This excerpt taken from the COF 10-Q filed May 8, 2009.
Throughout 2008 and into 2009, Congress focused on a number of areas related to Capital Ones businesses. Seven Congressional hearings were held and numerous legislative proposals introduced on credit card practices. Concurrently, the Federal Reserve Board issued final rules in December 2008 that address many of the same issues raised by legislators. For additional information regarding the Federal Reserve Boards final rules, see Regulation of Lending Activities in our Annual Report on Form 10-K for the year ended December 31, 2008, Part I, Item 1 Supervision and Regulation. The effective date of the regulations is July 1, 2010.
Legislation has been introduced in Congress to codify the Federal Reserve rules and extend limitations to additional credit card practices. Also, in April 2009, President Obama met with executives for the largest credit card issuers including Capital One. Following that meeting the President and Treasury Secretary Geithner called for changes within the credit card industry as discussed below and included in legislation passed by the U.S. House of Representatives.
Legislation introduced by Representative Carolyn Maloney, H.R. 627, passed the House Financial Services Committee and the U.S. House of Representatives in April 2009. The legislation as passed by the House would codify the Federal Reserve rules and, within 90 days after enactment, require issuers to provide 45 days advanced notice on customer account repricings. Additionally, the legislation places limitations on the issuance of credit cards to individuals aged 18-21, requiring income verification and parental cosigners. The bill, as amended on the Floor, also added provisions at the request of the Obama Administration, including an opt-in requirement for fees assessed on over-limit transactions, data collection on interest and fees by the Federal Reserve, payment allocation methodology that requires high to low interest rate application and a 6 month period for all promotional rates. These provisions, other than those related to repricing as described herein, would become effective the earlier of one year after enactment or on July 1, 2010.
In addition, in March 2009 legislation passed the Senate Banking Committee that codifies many of the Federal Reserve rules and also greatly expands the scope, including removing the 30-day late exemption for repricing, adding limits on credit cards for individuals 18-21, limiting interest on fees and requiring a reasonableness standard for the fees, among other provisions. This legislation will be considered by the full U.S. Senate in May, and the scope of the provisions may be expanded. As currently drafted, this legislation would become effective nine months after enactment.
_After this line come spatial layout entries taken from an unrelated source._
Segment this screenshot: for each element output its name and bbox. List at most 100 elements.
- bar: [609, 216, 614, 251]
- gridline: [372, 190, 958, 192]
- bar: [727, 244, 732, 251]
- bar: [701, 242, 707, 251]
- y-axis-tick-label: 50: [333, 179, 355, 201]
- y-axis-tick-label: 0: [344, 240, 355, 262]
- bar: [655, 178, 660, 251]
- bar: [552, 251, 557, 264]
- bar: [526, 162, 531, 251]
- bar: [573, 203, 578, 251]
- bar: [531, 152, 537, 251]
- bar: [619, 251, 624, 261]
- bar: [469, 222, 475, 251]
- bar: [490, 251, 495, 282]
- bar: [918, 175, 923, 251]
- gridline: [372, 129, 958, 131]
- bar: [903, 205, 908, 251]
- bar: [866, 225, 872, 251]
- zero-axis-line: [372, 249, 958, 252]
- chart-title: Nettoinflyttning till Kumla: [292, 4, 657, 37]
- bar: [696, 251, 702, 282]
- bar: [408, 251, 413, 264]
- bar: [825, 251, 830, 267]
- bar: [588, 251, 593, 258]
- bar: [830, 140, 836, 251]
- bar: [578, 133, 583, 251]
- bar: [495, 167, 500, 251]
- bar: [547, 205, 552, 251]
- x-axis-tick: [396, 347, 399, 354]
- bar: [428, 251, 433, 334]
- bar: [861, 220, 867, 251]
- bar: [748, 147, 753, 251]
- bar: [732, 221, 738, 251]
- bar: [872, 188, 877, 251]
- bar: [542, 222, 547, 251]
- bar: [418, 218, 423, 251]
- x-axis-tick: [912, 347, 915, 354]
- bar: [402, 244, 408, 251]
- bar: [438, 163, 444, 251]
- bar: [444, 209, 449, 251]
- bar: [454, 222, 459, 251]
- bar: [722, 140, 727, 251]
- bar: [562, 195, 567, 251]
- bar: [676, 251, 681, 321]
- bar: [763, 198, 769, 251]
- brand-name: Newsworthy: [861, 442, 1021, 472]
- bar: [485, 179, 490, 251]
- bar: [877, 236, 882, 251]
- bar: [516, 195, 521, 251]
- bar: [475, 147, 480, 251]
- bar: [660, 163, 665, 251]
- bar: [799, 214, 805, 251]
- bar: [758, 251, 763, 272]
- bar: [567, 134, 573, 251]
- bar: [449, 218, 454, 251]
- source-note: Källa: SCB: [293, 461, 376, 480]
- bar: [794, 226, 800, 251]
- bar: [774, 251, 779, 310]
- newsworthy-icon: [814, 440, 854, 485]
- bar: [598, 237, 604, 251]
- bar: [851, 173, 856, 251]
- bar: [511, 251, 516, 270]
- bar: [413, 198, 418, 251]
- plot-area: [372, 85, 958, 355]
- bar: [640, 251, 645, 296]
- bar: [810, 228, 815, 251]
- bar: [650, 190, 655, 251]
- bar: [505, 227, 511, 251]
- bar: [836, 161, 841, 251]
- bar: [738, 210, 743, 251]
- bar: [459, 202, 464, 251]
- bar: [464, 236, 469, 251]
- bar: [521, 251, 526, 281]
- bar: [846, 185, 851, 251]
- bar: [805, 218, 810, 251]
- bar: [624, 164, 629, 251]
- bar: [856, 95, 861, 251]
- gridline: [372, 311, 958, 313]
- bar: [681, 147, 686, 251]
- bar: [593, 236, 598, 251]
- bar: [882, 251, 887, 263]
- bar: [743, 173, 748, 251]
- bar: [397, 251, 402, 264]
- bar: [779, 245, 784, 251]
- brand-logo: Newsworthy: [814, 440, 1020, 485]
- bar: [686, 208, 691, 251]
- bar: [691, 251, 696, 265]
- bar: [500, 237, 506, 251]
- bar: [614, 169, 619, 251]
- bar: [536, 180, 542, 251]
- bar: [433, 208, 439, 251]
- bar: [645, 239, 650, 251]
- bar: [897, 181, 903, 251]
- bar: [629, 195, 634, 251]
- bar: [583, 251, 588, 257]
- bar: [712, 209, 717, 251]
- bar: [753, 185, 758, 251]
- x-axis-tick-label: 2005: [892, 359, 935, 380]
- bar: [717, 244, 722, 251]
As a result of the overall political environment, new legislation governing the credit card industry appears imminent. Although the Company has not engaged in many of the practices prohibited by the Federal Reserve amendments or the proposed legislation, the additional rules could have a material adverse effect on future revenues in our U.S. credit card business and could reduce the overall returns of our card business and make the card business generally less resilient in future economic downturns.
In 2008, legislation was also introduced to regulate interchange fees. Several hearings were held, but the legislation was not considered by the full House or by the U.S. Senate. An amendment was submitted to the U.S. House of Representatives Committee on Rules to address interchange on H.R. 627; however, it was not among the amendments made in order for Floor debate and therefore was not included in the legislation. It could be raised in the U.S. Senate as credit card practices continue to be debated. Additionally, it is expected this issue will continue to be raised at the state level.
Since 2008, Congress also focused on the housing market, looking at both retrospective and prospective solutions. In July 2008, legislation was enacted to create additional federal backstops and strengthen regulation of the Government Sponsored Enterprises (GSEs), including an overhaul of Federal Housing Administration (FHA) programs. In March 2009, H.R. 1728, the Mortgage Reform and Anti-Predatory Lending Act was introduced in the U.S. House. This legislation was considered and passed by the House Financial Services Committee in April. As passed by the Committee, H.R. 1728 would place a federal duty of care on mortgage originators, lower the threshold for loans covered under the Home Ownership Protection and Equity Act (HOEPA), as well as address assignee liability and require that securitizers retain access to all loans packaged and sold. This legislation is expected to be considered by the U.S. House in May 2009; however, there is no companion legislation currently in the U.S. Senate.